Наша крыша была особенной. Потому что наш барак вмещал в себя школу, медпункт и комнаты, где жили мы, потому что моя мама фельдшер, а ещё учительница и школьная уборщица.

Однажды моя мама увидела, как с чердака нашей крыши сбрасывают доски. И она стала спрашивать: – А, зачем?..

Рабочие не стали распространяться, но мама подробности прояснила.

В Растсовхозе, как и в любом другом месте на земле, жили живые люди. И они, как это им уже свойственно, не только женились и сочетались необходимыми для продолжения жизни связями, но и устанавливали эти связи помимо освящённых законом действий.

Совхозный завхоз Гавриил питал слабость к одинокой доярке Матильде. Должность позволяла ему оказывать ей материально ощутимые знаки внимания. Но доски уже чересчур на складе были на виду. И Гавриил приказал рабочим посковыривать доски с нашего барака. Потолок был накрыт в два слоя – это явное излишество.

Мамина любознательность приостановила процесс изъятия. То, что рабочие содрать успели, они увезли.

Когда мама пересказывала эту историю, я был маленький, и воспринимал всё, как легенду, в которой обязательна доля вымысла. Но, когда повзрослел, я стал забираться на чердак, потому что там было интересно. И обнаружил, что, да, над школьными классами доски были всего в один слой. И сквозь щели хорошо просматривались и парты, и школьная доска, и стол учительницы…

В Актюбинске у меня был друг Валера Бауэр. И я ему говорил, что на ступеньке общественного развития я нахожусь выше, чем он. Потому что совхоз – более прогрессивная форма ведения хозяйства. В совхозе, как на любом предприятии, рабочие. Они получают зарплату. У них есть выходные. А Валера вырастал в колхозе. Где до 1974 года было крепостное право. Вместо денег – трудодни. Выходные зимой.

В общем – мне повезло, что я родился именно в совхозе, а не в колхозе.

Я ещё не ходил в школу, и за мной нужно было присматривать. Обычно это достаётся дедушкам и бабушкам. Моя бабушка ещё работала в совхозе. Поэтому, когда меня к ней привела мама, чтобы я погулял, пока она съездит в город за медикаментами, я не просто оказался под присмотром, но ещё и под замком.
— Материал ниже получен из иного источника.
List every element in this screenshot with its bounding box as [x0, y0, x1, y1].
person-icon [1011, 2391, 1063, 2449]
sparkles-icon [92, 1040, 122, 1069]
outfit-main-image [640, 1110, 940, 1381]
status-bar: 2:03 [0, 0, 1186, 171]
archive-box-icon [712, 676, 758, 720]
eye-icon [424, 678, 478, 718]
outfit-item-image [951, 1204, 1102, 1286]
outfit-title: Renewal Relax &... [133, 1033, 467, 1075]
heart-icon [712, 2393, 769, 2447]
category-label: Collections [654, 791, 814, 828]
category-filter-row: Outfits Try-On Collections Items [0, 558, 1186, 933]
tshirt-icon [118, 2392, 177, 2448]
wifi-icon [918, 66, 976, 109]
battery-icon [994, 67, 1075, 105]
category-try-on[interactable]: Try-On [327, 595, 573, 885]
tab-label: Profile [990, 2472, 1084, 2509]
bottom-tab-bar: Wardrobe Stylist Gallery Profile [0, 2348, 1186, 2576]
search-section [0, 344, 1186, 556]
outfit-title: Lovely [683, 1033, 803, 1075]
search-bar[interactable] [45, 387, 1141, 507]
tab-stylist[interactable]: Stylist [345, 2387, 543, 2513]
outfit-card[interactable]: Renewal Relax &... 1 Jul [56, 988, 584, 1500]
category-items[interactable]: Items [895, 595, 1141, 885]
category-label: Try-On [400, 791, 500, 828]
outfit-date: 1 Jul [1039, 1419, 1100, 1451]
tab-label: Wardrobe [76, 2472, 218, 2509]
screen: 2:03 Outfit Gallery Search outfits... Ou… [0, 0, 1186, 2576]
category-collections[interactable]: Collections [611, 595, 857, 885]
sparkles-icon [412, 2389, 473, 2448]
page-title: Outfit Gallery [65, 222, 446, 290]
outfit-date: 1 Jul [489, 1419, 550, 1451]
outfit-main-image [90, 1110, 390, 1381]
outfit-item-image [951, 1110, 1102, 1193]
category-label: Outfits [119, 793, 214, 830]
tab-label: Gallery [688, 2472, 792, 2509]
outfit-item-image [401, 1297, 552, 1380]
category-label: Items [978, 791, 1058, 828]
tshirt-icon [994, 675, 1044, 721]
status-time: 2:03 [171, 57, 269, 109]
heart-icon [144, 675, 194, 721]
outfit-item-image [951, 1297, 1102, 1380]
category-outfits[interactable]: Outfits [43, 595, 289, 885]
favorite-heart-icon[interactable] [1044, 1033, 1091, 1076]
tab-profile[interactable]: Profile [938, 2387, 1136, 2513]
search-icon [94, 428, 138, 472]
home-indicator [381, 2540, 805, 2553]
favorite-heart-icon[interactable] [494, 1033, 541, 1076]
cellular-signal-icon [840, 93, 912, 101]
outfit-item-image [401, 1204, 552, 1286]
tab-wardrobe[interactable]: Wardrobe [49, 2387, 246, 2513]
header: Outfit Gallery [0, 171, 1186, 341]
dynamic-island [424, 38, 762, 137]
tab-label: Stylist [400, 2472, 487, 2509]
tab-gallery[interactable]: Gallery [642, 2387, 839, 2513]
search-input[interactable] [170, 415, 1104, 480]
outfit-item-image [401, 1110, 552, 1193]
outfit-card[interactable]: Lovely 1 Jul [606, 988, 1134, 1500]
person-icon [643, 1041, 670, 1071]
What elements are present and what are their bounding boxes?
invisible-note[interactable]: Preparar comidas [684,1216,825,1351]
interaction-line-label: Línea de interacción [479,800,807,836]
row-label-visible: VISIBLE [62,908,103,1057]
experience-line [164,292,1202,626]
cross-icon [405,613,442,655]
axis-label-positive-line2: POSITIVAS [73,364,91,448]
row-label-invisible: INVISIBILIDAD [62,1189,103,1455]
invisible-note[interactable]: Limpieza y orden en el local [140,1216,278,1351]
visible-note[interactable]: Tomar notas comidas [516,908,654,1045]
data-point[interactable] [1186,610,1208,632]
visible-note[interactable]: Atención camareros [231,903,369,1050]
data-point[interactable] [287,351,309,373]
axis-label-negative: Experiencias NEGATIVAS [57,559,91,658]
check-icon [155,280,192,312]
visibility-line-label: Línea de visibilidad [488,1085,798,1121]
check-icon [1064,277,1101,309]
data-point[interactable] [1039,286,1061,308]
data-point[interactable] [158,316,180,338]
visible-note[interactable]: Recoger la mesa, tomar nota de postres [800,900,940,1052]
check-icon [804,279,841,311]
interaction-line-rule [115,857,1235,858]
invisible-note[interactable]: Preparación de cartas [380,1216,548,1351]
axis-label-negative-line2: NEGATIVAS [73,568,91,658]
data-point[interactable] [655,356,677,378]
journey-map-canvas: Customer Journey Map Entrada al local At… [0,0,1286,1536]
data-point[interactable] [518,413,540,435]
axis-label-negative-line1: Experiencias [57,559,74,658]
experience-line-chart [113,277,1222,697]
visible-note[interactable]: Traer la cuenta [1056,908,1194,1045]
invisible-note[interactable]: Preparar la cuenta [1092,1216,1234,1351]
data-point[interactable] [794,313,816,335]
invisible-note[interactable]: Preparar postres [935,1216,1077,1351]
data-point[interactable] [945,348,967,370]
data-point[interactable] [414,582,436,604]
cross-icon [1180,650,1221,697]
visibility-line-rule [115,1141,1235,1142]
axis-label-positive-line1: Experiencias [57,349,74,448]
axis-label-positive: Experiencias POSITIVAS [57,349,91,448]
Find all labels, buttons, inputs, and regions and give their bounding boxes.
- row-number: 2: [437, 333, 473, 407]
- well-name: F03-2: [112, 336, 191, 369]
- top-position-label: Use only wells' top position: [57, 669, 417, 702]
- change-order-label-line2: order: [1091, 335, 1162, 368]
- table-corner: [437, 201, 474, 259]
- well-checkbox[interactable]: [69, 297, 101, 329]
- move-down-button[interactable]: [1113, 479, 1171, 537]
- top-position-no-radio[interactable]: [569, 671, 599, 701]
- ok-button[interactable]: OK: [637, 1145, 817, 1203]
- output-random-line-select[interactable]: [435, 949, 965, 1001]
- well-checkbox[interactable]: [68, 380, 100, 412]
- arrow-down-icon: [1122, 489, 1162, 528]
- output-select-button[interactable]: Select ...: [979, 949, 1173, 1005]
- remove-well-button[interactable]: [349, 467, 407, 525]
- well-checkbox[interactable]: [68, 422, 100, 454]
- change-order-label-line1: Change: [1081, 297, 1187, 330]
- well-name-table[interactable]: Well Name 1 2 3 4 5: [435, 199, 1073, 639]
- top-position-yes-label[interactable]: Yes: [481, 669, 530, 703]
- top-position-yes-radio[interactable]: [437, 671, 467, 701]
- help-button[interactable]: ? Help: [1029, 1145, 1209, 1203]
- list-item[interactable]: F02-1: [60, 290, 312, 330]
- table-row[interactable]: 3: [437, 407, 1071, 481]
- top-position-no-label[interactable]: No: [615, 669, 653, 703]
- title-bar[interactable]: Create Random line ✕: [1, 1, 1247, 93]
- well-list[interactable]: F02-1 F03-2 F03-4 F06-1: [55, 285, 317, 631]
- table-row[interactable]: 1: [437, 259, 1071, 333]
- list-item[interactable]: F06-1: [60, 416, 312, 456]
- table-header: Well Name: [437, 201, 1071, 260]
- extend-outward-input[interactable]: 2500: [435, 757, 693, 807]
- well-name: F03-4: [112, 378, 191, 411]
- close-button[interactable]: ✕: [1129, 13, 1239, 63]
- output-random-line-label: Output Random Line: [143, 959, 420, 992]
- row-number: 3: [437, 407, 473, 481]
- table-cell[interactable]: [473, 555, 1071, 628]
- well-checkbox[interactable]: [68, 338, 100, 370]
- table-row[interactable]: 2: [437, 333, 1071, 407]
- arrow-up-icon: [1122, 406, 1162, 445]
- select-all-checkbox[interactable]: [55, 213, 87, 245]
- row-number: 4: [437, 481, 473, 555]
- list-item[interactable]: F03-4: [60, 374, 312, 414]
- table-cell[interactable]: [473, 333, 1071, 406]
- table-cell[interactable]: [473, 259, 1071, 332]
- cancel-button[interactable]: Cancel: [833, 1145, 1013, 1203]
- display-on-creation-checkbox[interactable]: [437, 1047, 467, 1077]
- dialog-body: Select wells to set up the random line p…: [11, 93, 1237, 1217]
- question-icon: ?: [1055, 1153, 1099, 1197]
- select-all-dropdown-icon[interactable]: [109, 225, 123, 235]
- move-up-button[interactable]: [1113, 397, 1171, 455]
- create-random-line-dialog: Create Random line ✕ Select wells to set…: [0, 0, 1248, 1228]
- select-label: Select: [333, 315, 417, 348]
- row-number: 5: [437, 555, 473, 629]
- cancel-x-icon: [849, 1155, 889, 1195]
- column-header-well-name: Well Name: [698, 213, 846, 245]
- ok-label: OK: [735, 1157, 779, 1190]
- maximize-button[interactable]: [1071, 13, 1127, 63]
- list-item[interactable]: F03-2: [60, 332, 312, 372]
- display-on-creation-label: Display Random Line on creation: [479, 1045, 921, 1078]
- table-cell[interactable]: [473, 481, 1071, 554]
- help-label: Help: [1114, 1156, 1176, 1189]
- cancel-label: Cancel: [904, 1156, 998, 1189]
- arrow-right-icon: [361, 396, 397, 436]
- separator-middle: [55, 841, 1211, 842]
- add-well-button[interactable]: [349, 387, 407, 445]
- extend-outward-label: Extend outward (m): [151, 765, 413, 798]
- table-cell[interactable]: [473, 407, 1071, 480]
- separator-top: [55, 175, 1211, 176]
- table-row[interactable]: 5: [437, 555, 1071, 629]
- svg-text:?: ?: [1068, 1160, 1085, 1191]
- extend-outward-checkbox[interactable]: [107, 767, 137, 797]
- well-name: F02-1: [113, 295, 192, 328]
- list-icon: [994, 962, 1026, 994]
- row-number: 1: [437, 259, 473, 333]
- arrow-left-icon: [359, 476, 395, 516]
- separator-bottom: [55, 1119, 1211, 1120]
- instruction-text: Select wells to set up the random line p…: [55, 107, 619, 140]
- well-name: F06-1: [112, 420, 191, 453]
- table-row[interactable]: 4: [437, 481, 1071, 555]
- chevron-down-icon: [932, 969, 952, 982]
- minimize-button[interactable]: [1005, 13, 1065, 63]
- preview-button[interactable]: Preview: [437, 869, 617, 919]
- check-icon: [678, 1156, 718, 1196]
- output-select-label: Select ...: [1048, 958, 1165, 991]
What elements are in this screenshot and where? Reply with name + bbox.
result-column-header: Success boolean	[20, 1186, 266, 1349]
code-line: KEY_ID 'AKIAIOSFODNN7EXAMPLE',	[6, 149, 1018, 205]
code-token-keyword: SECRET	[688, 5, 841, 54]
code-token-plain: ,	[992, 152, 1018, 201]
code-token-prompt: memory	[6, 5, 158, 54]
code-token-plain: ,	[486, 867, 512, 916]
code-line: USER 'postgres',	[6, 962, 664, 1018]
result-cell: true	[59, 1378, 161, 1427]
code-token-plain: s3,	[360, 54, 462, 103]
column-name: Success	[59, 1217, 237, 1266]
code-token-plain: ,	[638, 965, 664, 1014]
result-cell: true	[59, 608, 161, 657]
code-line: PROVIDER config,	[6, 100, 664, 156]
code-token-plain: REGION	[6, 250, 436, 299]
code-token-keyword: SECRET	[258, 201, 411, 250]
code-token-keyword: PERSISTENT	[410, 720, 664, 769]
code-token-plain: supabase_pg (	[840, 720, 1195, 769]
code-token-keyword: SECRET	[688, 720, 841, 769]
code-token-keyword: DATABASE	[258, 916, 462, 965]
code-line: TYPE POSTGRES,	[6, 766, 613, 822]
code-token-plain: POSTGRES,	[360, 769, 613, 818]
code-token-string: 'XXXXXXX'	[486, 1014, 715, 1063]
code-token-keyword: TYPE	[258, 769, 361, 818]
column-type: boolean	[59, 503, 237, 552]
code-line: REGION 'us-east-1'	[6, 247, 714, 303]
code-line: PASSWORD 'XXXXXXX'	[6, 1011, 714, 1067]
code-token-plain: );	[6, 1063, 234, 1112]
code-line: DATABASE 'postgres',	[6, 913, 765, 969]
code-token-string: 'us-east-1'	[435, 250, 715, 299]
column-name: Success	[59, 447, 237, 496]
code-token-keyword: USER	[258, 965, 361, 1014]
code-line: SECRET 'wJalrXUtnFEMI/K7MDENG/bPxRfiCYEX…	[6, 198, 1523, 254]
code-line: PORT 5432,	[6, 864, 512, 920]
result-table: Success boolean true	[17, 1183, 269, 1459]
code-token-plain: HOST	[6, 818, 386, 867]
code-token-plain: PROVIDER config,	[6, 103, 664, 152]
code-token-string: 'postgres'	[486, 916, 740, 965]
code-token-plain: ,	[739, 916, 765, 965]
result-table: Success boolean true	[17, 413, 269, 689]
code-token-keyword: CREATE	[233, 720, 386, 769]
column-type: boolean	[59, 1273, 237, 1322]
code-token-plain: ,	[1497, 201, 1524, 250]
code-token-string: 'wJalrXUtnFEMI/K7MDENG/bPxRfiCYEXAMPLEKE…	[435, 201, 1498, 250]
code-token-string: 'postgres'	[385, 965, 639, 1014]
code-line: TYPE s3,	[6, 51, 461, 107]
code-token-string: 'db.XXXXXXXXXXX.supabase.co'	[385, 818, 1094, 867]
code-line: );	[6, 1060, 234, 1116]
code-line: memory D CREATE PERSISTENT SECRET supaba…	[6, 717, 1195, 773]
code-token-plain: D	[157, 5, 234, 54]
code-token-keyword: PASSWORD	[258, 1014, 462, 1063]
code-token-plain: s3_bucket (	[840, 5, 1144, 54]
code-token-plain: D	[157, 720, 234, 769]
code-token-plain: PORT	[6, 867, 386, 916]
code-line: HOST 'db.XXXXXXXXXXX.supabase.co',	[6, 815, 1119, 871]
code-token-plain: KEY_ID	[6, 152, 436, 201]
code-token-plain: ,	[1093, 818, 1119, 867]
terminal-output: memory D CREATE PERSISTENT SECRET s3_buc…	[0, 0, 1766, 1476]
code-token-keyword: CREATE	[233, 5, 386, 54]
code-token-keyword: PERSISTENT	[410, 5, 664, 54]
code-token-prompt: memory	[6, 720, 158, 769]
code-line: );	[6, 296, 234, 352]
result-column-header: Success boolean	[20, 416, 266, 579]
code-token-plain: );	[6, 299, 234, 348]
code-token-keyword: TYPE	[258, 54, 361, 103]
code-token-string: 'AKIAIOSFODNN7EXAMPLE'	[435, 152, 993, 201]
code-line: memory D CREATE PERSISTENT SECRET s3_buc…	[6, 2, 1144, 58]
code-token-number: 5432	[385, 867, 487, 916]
Потому что бабушке нужно было на работу в совхозный подвал, перебирать картошку.

Но я уже тогда был мальчишкой смышлёным. Времени у меня было полно. Я позаглядывал во все уголки бабушкиной каморки и нашёл связку ключей. Замок на двери висел на кольцах, если пытаться её открыть, то получалась щель. Пролезть через неё было нельзя, но рука проходила. Я просунул в зазор руку с ключами и стал методом тыка подбирать. Минут пятнадцать посопел и замок открылся.